The former MI6 chief then went on to say that he thinks the Western intelligence briefings “are not gems from deeply sensitive agent reporting. What has been released, the idea that Putin might want to dislodge [Ukrainian President Volodymyr] Zelensky and replace him with a puppet government, or that he’s going to contrive a pretext for Russian intervention in the east of Ukraine, these are based on a growing understanding, an analysis of Putin, rather than deep, secret intelligence reports.
"And I think wrapping them up as intelligence and adding a few juicy names to the reporting just gives some good stories for the media, and helps push back against the narrative," he continued. "It’s a skillful use of information and analysis to turn the tables on Putin and his own ability to dominate the airwaves.”
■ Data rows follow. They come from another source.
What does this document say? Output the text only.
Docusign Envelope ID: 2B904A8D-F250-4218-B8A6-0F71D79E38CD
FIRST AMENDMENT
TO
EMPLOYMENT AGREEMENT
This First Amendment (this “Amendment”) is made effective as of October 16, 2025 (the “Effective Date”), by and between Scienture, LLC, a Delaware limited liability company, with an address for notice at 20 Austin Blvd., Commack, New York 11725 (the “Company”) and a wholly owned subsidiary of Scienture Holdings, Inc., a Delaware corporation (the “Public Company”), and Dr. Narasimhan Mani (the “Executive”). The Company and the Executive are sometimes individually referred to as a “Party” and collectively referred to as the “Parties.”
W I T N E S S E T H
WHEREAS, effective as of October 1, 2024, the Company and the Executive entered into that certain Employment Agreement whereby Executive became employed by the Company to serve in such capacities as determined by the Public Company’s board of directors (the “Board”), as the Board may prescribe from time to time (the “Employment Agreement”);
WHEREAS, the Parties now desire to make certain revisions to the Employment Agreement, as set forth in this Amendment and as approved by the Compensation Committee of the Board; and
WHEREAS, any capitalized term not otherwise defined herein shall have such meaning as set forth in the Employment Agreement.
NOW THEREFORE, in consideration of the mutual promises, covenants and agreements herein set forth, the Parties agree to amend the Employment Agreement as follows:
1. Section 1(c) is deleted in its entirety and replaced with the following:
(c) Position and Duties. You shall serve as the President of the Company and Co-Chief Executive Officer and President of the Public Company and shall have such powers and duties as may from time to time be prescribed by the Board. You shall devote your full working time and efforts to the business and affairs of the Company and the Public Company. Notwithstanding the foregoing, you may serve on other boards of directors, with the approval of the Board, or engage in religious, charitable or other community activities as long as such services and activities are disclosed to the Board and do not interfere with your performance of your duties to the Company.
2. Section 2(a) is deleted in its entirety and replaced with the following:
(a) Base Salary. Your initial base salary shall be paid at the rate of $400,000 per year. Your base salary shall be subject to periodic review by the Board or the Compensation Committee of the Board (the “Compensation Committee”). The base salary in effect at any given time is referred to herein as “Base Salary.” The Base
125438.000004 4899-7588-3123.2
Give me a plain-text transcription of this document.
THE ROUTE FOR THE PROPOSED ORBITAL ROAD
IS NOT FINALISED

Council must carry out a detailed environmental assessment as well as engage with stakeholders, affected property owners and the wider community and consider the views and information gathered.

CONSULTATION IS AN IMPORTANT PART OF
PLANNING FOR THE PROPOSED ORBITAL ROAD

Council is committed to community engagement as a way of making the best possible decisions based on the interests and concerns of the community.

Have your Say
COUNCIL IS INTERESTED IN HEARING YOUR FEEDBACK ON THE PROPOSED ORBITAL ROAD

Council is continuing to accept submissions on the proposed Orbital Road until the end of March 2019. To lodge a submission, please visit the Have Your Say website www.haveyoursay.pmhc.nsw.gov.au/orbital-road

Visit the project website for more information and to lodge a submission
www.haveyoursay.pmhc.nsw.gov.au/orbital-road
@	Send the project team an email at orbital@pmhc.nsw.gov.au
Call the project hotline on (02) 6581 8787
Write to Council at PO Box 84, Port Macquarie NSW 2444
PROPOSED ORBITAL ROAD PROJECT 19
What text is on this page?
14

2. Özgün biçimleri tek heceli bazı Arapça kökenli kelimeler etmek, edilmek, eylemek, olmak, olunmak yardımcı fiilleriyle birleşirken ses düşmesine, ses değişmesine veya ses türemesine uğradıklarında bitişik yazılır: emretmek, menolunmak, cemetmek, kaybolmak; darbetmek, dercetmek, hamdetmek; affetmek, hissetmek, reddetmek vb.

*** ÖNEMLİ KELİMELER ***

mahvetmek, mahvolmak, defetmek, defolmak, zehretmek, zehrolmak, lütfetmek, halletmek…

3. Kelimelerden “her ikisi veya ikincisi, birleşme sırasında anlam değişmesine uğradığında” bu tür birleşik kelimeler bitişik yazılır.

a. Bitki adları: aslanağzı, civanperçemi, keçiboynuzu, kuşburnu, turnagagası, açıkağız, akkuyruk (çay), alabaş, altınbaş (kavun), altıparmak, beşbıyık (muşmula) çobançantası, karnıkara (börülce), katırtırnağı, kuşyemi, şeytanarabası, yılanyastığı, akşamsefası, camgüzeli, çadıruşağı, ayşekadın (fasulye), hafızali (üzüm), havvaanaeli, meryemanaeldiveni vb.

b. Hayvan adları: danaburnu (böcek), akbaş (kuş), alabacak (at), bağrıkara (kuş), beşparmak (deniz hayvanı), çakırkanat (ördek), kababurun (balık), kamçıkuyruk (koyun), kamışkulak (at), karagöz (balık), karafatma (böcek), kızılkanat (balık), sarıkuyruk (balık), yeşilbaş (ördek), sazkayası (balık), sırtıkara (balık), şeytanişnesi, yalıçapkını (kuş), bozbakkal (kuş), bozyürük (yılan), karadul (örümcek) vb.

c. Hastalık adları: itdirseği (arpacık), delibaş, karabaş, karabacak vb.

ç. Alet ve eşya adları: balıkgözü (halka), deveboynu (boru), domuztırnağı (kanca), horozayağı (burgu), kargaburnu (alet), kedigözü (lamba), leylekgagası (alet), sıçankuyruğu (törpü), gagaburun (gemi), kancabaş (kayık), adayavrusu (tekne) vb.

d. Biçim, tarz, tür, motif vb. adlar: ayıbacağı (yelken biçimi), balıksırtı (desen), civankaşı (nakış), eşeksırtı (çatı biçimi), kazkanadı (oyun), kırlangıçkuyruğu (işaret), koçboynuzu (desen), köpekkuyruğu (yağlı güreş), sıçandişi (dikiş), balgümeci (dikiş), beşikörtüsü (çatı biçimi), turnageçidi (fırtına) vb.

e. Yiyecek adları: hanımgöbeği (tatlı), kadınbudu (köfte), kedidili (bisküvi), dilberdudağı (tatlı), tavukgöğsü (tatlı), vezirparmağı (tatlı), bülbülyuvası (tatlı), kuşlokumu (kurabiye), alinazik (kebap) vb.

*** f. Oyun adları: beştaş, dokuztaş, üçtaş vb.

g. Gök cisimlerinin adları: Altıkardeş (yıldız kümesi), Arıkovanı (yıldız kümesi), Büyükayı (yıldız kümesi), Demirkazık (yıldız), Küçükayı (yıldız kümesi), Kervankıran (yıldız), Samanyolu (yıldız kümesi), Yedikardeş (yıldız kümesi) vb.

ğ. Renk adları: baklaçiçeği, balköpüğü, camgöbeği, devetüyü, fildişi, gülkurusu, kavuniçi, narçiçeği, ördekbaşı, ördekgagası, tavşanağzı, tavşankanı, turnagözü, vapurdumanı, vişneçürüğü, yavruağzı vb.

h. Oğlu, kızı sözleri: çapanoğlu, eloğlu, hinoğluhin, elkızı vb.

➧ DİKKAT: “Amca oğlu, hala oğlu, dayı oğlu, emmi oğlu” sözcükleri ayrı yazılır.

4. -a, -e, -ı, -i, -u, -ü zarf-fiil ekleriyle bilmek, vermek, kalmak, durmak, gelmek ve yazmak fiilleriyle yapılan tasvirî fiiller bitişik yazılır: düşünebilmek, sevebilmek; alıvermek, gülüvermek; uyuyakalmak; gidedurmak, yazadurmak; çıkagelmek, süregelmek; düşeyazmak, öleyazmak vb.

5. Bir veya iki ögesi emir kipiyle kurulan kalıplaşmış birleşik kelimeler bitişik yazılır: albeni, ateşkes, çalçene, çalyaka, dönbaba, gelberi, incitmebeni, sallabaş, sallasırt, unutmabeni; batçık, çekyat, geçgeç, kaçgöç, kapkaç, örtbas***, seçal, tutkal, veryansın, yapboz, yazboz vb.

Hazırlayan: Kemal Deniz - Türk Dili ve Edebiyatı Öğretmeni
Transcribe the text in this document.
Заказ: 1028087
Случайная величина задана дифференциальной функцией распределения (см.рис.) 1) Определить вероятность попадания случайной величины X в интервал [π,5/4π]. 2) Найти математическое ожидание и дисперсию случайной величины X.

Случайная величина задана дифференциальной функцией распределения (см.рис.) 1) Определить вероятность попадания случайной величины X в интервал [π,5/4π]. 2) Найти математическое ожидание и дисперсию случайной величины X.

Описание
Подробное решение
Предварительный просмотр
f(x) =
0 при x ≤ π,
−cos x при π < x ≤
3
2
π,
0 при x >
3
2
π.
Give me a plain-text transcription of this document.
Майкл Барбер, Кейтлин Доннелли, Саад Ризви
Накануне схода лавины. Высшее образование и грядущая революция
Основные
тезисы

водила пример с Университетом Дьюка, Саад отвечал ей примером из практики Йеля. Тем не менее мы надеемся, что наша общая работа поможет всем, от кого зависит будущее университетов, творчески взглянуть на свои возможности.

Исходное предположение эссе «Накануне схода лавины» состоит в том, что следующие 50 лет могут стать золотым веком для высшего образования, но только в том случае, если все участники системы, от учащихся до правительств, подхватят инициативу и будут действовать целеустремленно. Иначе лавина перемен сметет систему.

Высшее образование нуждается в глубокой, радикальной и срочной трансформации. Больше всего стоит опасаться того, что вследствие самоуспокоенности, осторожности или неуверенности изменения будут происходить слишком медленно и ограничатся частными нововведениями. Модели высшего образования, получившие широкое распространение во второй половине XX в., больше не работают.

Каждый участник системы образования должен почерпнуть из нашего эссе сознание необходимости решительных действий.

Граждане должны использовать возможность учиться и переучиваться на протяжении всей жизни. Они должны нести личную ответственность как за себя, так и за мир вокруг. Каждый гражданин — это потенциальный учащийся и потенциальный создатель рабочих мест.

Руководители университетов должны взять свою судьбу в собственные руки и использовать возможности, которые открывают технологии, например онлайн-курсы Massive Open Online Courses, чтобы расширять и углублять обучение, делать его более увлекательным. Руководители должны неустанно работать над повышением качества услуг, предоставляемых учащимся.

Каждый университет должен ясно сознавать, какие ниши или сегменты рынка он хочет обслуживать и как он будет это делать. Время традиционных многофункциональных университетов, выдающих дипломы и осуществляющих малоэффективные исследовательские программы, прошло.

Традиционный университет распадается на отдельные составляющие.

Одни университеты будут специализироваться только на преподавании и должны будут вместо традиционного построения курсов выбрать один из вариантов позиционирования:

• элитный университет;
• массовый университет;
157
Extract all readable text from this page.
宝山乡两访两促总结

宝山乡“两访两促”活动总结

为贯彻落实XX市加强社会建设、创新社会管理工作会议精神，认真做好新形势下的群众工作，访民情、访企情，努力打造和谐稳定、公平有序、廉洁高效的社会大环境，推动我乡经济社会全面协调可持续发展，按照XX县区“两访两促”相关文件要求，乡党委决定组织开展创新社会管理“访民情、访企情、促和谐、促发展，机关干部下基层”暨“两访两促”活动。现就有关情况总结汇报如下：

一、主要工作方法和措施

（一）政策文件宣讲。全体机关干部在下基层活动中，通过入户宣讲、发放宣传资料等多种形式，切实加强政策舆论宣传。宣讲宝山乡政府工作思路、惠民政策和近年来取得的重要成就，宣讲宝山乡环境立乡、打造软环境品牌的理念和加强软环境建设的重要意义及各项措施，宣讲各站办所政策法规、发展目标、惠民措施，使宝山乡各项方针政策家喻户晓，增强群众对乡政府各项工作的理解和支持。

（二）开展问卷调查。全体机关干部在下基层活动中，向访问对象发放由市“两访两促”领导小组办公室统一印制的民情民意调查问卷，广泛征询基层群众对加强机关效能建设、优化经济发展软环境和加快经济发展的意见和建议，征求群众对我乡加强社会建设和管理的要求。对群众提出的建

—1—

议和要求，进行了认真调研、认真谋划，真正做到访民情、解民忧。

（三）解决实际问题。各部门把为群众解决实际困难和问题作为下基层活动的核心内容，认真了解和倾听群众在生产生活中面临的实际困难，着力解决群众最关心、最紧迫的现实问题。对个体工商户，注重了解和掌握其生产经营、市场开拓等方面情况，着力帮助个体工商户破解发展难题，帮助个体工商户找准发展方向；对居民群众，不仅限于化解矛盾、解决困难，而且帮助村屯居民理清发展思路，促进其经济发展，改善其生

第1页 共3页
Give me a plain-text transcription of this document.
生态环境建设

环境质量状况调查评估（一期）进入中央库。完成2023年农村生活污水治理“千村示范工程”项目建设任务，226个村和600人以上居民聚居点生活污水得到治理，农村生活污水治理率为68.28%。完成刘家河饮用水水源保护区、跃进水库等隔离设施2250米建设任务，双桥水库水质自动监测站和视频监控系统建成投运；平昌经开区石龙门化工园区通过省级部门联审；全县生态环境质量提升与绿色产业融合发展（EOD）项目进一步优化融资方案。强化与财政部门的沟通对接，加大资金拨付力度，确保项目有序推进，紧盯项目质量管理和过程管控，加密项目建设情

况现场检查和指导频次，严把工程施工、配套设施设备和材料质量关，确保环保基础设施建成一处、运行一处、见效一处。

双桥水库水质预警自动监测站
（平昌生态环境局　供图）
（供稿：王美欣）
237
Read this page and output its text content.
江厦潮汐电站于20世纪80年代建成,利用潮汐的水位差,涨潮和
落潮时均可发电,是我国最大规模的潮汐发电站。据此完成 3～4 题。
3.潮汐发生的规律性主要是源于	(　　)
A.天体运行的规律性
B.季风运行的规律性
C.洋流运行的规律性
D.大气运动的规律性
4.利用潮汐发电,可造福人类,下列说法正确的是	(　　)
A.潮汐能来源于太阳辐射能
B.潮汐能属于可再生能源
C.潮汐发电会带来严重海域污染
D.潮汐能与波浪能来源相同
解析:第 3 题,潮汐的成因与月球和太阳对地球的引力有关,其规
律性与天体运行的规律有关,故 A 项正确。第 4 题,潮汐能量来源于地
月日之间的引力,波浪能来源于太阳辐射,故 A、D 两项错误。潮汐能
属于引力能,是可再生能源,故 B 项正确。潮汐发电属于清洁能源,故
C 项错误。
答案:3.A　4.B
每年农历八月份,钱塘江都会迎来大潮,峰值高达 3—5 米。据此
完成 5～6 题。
Western leaders have been voicing fears of a possible Russian attack on Ukraine for months, and in recent days they have claimed that an invasion could take place at any moment, with some media outlets naming February 16 as the date. These reports have been fueled partly by selective American and British declassifications of intelligence alleging various Russian plans to stage coups in Ukraine or to stake “false flag” operations as a pretext for aggression.
However, Moscow has consistently denied that it ever planned to invade, and some have questioned both the accuracy of the Western reports and the wisdom of the strategy to periodically leak accusations with no evidence to prove them.
Earlier this month, when US State Department spokesperson Ned Price was asked for proof following an allegation that Russia had planned to stage a propaganda video as a pretext for invading Ukraine, he replied, “If you doubt the credibility of the US government, of the British government, of other governments, and want to find solace in the information the Russians are putting out, that is for you to do.”